Qu’est-ce que le CAC ?
Le CAC client, souvent désigné par le sigle CAC, rapporte l’ensemble des dépenses commerciales et marketing d’une période au nombre de nouveaux clients obtenus sur cette même période.
Sa force tient à sa simplicité : un seul chiffre, comparable d’un mois à l’autre et d’un canal à l’autre. Sa limite tient au même endroit : il ne dit rien de la LTV, c’est-à-dire ce que le client rapportera ensuite. C’est pourquoi il ne se lit jamais seul.
La formule
Coût d’acquisition client = dépenses commerciales et marketing ÷ nombre de nouveaux clients
Trois précisions rendent ce calcul juste. Les dépenses comprennent la publicité, les salaires commerciaux, les outils, les commissions et les frais de prospection. Le nombre retenu ne compte que les nouveaux clients, jamais les renouvellements.
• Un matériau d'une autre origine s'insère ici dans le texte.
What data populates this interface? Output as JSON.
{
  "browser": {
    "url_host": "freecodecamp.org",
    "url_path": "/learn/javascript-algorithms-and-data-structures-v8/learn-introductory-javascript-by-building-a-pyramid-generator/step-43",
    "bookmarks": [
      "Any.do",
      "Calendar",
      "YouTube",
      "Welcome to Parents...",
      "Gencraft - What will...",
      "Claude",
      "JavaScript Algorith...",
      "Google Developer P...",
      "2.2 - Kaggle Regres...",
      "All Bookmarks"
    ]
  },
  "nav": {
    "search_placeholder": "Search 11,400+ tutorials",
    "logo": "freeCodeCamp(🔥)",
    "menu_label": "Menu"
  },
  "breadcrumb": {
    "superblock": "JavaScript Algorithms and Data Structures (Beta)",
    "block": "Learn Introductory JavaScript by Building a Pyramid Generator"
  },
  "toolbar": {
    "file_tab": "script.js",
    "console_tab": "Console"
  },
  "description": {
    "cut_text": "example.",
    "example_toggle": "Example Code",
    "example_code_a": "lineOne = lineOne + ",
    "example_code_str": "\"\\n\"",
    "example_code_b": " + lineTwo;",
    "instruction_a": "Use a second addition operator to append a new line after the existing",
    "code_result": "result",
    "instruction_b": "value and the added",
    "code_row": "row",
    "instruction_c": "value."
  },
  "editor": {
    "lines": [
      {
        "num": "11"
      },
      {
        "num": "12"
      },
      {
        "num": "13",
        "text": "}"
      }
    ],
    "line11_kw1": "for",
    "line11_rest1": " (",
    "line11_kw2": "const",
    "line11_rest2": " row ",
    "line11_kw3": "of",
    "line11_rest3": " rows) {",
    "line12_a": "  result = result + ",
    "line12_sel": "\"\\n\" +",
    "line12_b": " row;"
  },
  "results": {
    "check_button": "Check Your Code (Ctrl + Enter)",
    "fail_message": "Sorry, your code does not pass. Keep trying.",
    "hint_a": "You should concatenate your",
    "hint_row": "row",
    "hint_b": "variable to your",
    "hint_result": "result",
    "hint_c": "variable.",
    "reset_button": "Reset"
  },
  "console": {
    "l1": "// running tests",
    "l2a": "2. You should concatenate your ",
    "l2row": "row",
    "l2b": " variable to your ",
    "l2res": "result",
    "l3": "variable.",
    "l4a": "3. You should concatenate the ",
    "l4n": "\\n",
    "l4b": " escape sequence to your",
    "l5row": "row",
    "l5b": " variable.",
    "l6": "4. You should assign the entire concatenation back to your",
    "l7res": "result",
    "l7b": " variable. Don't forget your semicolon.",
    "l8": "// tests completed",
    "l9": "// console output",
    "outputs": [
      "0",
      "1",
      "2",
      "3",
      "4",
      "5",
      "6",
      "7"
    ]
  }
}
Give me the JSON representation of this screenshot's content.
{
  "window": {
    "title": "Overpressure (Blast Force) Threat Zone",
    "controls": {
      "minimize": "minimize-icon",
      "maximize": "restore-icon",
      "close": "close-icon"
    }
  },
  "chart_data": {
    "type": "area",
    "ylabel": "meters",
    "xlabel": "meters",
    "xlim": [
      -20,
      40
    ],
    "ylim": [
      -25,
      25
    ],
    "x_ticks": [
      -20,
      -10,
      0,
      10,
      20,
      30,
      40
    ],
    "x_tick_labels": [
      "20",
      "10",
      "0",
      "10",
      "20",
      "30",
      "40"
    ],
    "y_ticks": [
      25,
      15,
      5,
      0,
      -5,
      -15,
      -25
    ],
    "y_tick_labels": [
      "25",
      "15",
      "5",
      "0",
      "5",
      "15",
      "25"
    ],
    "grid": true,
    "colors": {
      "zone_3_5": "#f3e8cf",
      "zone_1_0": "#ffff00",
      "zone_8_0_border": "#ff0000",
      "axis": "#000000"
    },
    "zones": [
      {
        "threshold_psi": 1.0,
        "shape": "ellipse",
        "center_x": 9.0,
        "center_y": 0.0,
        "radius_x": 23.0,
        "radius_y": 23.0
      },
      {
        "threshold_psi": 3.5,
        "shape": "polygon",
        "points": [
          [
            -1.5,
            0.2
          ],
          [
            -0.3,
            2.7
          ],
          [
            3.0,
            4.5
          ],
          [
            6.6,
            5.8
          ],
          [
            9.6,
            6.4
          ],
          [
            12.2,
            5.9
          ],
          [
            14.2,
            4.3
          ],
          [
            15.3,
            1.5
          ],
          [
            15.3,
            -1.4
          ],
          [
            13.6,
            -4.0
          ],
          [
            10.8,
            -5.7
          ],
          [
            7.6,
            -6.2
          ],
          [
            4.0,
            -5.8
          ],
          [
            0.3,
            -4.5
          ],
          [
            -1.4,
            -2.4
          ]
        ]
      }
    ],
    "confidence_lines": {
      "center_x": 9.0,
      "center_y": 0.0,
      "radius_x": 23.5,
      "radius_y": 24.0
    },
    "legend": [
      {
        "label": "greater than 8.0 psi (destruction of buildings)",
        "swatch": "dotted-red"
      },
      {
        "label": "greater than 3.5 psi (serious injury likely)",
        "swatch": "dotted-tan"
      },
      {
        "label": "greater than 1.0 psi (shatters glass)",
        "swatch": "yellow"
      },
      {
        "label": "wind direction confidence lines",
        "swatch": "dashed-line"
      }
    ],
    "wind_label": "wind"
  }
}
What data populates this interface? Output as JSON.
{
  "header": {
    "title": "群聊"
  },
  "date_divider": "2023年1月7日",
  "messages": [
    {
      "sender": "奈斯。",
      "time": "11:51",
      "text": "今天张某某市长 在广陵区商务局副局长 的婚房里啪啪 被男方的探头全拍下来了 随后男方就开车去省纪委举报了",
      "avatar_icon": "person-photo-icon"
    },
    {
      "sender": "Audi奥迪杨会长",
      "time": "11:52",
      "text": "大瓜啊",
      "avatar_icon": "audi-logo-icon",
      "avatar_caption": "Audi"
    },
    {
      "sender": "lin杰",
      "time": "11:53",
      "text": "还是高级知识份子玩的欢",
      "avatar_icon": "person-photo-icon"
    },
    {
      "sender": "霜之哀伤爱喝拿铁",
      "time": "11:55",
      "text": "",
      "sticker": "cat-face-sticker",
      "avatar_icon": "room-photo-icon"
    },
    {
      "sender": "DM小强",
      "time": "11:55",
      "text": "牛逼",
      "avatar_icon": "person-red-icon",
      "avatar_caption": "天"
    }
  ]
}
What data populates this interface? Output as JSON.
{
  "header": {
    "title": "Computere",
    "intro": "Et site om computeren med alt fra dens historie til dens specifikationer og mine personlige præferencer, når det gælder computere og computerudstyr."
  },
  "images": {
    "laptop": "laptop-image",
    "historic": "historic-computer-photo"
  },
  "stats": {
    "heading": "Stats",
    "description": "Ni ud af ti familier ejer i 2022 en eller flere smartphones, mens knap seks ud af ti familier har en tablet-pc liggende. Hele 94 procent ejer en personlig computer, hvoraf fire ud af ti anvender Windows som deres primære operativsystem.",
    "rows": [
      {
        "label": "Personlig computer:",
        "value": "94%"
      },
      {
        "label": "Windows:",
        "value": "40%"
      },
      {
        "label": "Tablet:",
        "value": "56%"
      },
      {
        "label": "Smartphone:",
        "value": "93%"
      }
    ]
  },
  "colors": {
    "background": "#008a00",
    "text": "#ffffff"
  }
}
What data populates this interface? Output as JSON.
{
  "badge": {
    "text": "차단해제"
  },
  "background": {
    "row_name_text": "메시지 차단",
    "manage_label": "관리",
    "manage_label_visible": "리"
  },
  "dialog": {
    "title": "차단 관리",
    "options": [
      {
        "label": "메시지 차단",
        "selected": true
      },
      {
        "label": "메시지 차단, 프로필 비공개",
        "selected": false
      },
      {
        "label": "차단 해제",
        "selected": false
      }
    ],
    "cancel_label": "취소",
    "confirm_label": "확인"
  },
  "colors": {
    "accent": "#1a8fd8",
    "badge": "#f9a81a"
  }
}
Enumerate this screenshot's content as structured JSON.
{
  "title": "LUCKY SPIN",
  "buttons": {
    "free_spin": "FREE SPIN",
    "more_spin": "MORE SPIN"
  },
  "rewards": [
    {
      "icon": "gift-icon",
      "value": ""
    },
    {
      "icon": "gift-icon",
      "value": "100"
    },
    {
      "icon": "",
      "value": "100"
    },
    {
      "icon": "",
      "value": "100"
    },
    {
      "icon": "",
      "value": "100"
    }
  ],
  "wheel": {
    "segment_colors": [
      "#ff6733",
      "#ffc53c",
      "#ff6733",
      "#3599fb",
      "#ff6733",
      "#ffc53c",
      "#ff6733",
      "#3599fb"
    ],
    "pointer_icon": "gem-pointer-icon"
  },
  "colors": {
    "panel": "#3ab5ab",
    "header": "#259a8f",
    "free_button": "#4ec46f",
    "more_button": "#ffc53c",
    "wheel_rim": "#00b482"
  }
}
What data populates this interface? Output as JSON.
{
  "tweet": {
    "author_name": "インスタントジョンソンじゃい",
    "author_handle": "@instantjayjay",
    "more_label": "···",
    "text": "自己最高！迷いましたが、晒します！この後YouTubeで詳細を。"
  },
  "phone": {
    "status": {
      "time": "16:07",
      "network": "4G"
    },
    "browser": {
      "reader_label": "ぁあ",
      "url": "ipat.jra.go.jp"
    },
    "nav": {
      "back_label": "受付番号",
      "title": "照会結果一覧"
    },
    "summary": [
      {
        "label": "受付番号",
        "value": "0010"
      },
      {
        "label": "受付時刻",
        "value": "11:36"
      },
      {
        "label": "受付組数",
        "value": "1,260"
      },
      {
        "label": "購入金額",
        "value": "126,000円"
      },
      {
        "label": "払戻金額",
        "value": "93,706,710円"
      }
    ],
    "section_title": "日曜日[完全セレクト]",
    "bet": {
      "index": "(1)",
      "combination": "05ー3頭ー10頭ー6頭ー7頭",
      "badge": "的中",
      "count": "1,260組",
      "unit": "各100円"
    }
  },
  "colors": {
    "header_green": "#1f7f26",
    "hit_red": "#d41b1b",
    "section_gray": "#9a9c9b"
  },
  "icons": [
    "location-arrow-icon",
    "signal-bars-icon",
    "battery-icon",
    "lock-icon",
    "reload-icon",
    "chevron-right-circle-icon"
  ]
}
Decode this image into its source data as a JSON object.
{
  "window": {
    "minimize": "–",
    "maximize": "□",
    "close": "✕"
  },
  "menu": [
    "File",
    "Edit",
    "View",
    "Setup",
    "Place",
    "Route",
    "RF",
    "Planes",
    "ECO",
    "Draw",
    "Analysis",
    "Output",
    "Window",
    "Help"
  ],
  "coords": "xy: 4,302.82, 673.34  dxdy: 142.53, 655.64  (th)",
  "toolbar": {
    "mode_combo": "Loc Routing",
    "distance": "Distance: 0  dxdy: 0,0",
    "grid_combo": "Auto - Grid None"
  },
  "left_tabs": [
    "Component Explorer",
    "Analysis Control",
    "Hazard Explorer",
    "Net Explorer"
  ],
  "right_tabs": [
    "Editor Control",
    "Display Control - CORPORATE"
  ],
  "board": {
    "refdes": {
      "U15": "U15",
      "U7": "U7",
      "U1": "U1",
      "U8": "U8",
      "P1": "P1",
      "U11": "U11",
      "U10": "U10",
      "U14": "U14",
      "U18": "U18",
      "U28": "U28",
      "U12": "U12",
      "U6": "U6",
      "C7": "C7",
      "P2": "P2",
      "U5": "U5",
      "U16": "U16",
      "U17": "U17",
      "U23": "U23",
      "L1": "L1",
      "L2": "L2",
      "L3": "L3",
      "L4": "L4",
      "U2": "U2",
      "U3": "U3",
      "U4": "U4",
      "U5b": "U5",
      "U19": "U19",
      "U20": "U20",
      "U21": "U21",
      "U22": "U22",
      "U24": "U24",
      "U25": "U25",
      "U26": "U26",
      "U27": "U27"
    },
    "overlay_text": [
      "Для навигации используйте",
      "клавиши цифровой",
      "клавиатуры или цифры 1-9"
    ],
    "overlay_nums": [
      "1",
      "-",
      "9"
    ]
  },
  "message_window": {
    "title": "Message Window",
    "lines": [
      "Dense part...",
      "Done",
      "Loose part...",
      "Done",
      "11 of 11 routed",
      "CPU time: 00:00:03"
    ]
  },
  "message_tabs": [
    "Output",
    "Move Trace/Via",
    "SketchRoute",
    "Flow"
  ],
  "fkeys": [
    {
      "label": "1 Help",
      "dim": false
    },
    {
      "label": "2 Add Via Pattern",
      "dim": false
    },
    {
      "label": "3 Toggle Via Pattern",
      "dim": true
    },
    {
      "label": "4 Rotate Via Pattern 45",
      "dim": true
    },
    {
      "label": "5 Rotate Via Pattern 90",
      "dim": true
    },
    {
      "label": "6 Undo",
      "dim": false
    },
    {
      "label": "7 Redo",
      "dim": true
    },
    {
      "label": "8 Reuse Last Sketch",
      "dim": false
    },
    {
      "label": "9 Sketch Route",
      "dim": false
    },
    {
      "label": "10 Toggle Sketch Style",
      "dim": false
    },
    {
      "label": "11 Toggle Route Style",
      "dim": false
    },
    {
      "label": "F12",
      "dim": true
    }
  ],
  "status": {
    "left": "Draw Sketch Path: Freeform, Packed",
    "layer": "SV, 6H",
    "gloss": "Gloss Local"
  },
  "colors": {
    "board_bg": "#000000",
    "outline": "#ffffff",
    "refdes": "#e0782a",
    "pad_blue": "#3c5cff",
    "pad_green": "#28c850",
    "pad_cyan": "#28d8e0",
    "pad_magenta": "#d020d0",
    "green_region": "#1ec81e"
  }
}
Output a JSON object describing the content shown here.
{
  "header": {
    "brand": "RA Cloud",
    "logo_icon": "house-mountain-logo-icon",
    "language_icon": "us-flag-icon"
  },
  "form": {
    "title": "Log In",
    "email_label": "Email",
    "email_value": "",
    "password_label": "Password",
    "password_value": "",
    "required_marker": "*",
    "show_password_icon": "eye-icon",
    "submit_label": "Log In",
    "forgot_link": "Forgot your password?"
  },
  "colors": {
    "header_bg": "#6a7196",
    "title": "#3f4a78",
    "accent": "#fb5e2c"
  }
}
Et la période doit être assez longue pour lisser les à-coups, généralement un trimestre.
Un calcul chiffré
Une entreprise dépense sur un trimestre 9 000 euros de publicité, 21 000 euros de salaires commerciaux chargés, 1 500 euros d’outils et 3 000 euros de commissions. Le total s’élève à 34 500 euros. Elle a signé 46 nouveaux clients sur la période.
Son CAC ressort à 34 500 ÷ 46, soit 750 euros par client.
| Poste | Montant du trimestre | À inclure ? |
|---|---|---|
| Publicité et campagnes | 9 000 € | Oui |
| Salaires commerciaux chargés | 21 000 € | Oui |
| Outils commerciaux et marketing | 1 500 € | Oui |
| Commissions sur ventes | 3 000 € | Oui |
| Salaires de production | hors calcul | Non |
| Service client existant | hors calcul | Non |
| Total acquisition | 34 500 € | ÷ 46 clients = 750 € |
Le seuil : à partir de quand le coût est-il trop élevé ?
Il n’existe aucune valeur de référence universelle. Un CAC de 750 euros est excellent pour une entreprise dont le client rapporte 8 000 euros sur trois ans, et catastrophique si le client rapporte 900 euros une seule fois.
Le seuil se détermine donc par rapport à la valeur du client, jamais dans l’absolu.
Le ratio LTV sur CAC
La règle communément retenue veut que la valeur vie client, ou LTV, représente au moins trois fois son coût d’acquisition. En dessous, la croissance consomme la trésorerie plus vite qu’elle ne la reconstitue.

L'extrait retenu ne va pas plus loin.